When Is IaaS Right for a Government Agency?

Traditionally, IaaS has been heavily used for shifting operations — taking an existing application running on-premises or in a colocation center and moving it to IaaS. For IT teams, IaaS can have a steep learning curve; treat IaaS as if it’s a replacement for an existing data center, and there’s a danger of unpredictable costs and unsatisfactory performance. IaaS providers charge for resources consumed, which means inefficient applications or processes that operate wastefully suddenly become problems for both budget and performance. 

IT teams may be able to get out of the systems and data center business, but they replace that task with a close attention to performance and system management that wasn’t really an issue with government-owned hardware. Unlike SaaS, IaaS requires swapping job titles. Someone must be responsible for:

  • Tight control on provisioning
  • Data storage and tier management
  • System performance management
  • Watching costs
  • Delivering training on IaaS management

It also requires understanding how old habits in security and application deployment can have huge and disproportionate effects in an IaaS environment. 
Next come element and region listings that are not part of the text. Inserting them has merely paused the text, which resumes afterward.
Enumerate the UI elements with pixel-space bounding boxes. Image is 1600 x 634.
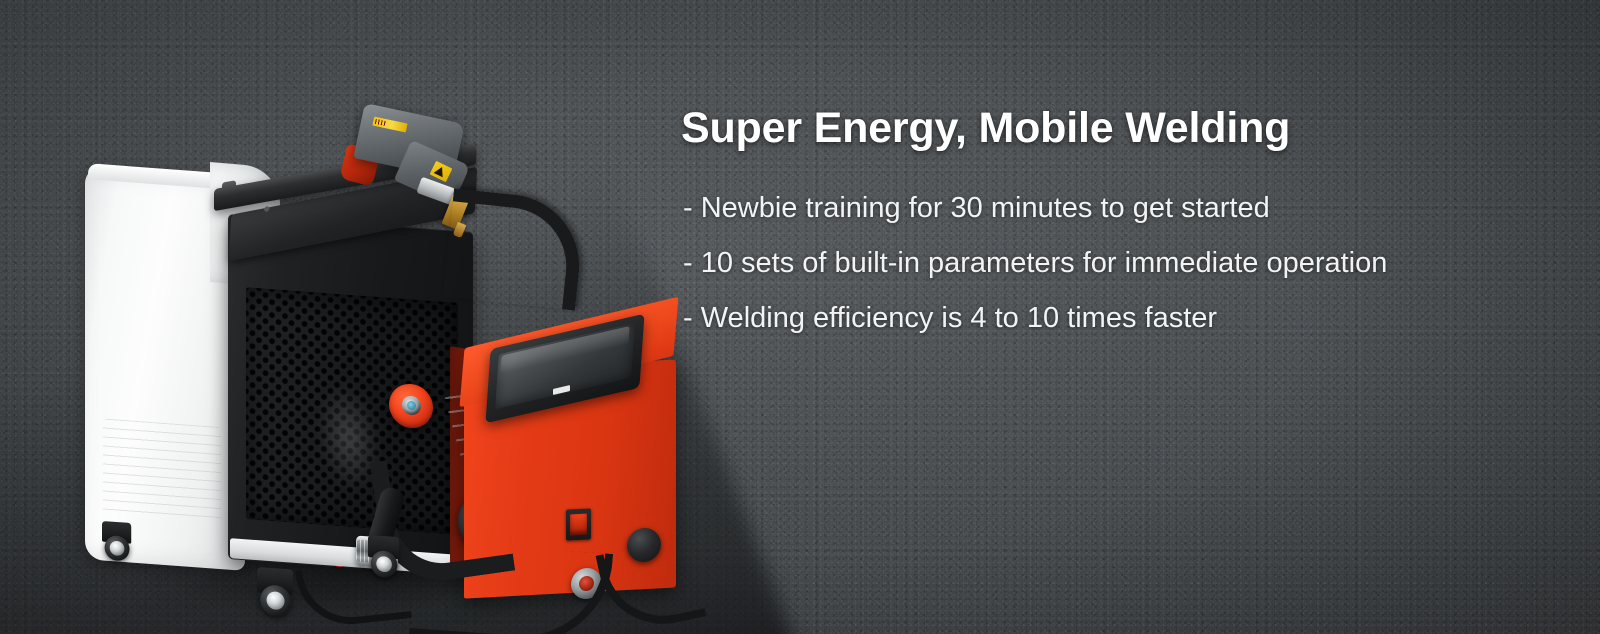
feature-list: - Newbie training for 30 minutes to get … [683,194,1561,333]
caster-hubcap-icon [110,540,125,556]
caster-hubcap-icon [267,591,285,610]
feature-list-item-2: - 10 sets of built-in parameters for imm… [683,249,1561,278]
caster-hubcap-icon [376,556,392,573]
emergency-stop-core-icon [402,395,421,415]
product-image-laser-welder [60,95,680,595]
floor-cable-center [409,540,613,634]
feature-list-item-3: - Welding efficiency is 4 to 10 times fa… [683,304,1561,333]
banner-headline: Super Energy, Mobile Welding [681,104,1561,152]
promo-banner: Super Energy, Mobile Welding - Newbie tr… [0,0,1600,634]
marketing-copy-block: Super Energy, Mobile Welding - Newbie tr… [681,104,1561,333]
power-rocker-switch[interactable] [566,508,591,540]
feature-list-item-1: - Newbie training for 30 minutes to get … [683,194,1561,223]
gun-cable-arm [443,188,587,310]
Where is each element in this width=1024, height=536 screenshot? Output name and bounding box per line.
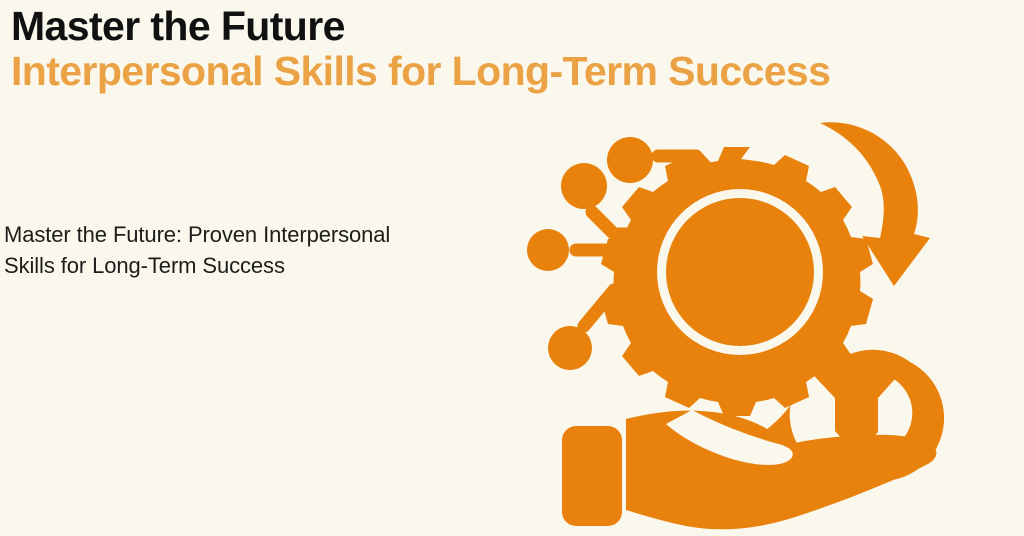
headline-line-secondary: Interpersonal Skills for Long-Term Succe… bbox=[11, 48, 1011, 94]
body-text-line-1: Master the Future: Proven Interpersonal bbox=[4, 219, 484, 250]
headline-line-primary: Master the Future bbox=[11, 4, 1011, 48]
network-dot-icon bbox=[607, 137, 653, 183]
network-dot-icon bbox=[548, 326, 592, 370]
network-dot-icon bbox=[561, 163, 607, 209]
body-text-line-2: Skills for Long-Term Success bbox=[4, 250, 484, 281]
network-dot-icon bbox=[527, 229, 569, 271]
sleeve-cuff-icon bbox=[562, 426, 622, 526]
body-text: Master the Future: Proven Interpersonal … bbox=[4, 219, 484, 281]
page-title: Master the Future Interpersonal Skills f… bbox=[11, 4, 1011, 94]
promo-banner: Master the Future Interpersonal Skills f… bbox=[0, 0, 1024, 536]
gear-wrench-hand-illustration bbox=[506, 104, 976, 536]
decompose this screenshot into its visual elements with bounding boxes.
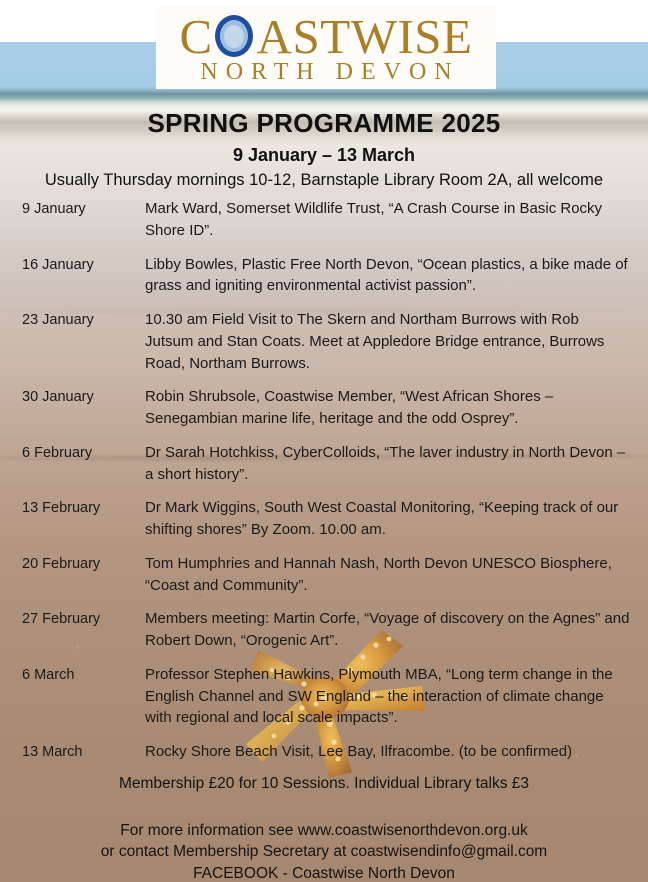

The payoff from shifting to IaaS is huge, but getting maximum performance and budget benefits requires careful and continuous management on the agency side. Failing to take account of these new skills and continuing management costs is the single biggest factor that causes IaaS projects to collapse or fail to meet their goals. 

DISCOVER: 3 factors to consider when optimizing a multicloud environment.

What Is PaaS?

Platform as a Service started out halfway between SaaS and IaaS. It has since morphed into an exciting area for application developers to use its various offerings as force multipliers to speed development and deployment. Along the way, the acronym lost its original meaning: PaaS can mean any type of platform and virtually any kind of service delivered by cloud-based providers. Amazon, Microsoft and Google each offer more than 100 different services that are arguably PaaS: databases, Big Data storage, email, SMS delivery and forwarding, queueing services, and artificial intelligence learning tools. 

Generally, these new PaaS or extended infrastructure services are most relevant when paired with traditional IaaS offerings and a government agency’s application development and deployment. 

In some cases, such as with cloud-based SQL or NoSQL databases, the “lift-and-shift” of an existing application from an agency data center to the cloud is simplified and even performance-enhanced by replacing government-owned database servers with a cloud provider’s database service. This can be a nearly painless operation, especially in IT shops that already treat databases as a service offered by the IT team to their own developers and application owners. Other easily isolated services, such as SMTP mail queueing or DNS service, are also ideal places to explore replacing on-premises or colocation-based servers with cloud-based services.

When Is PaaS Right for a Government Agency?

For most agencies, using other types of PaaS services is most appropriate when developing an agency’s own applications. When applications are redeveloped to take advantage of these new services, they gain better scalability and performance from a cloud-focused architecture. A second win comes from the modern design and huge support resources of cloud infrastructure providers. With a menu of dozens of cloud services to use in the development process, project teams often discover large chunks of traditional projects can be replaced by services that cost virtually nothing to run and, more important, make it easy to take advantage of the dynamic scale-up and scale-down built into cloud environments.

Of course, there is a cost for using PaaS, both literal and figurative. These high-end services, like their IaaS siblings, are charged based on usage. Sometimes, costs will go down with the shift from on-premises to cloud; a database, DNS or email service may be cheaper to use than provisioning servers, paying license fees and managing the underlying software. 

The other important cost is in vendor lock-in. For very abstracted services, this may be minimal, but when an application depends on a specific toolset delivered by a particular cloud vendor, this makes shifting the application to a different cloud service expensive and time-consuming. It’s not same argument as Unix versus Windows: There’s a big difference between something sitting in a government-owned data center that may be unsupported and a cloud service provider going out of business, offering degraded services or delivering a huge price hike. That’s not a reason to avoid these in-between services, but it is something that each IT team should consider as part of its own risk analysis.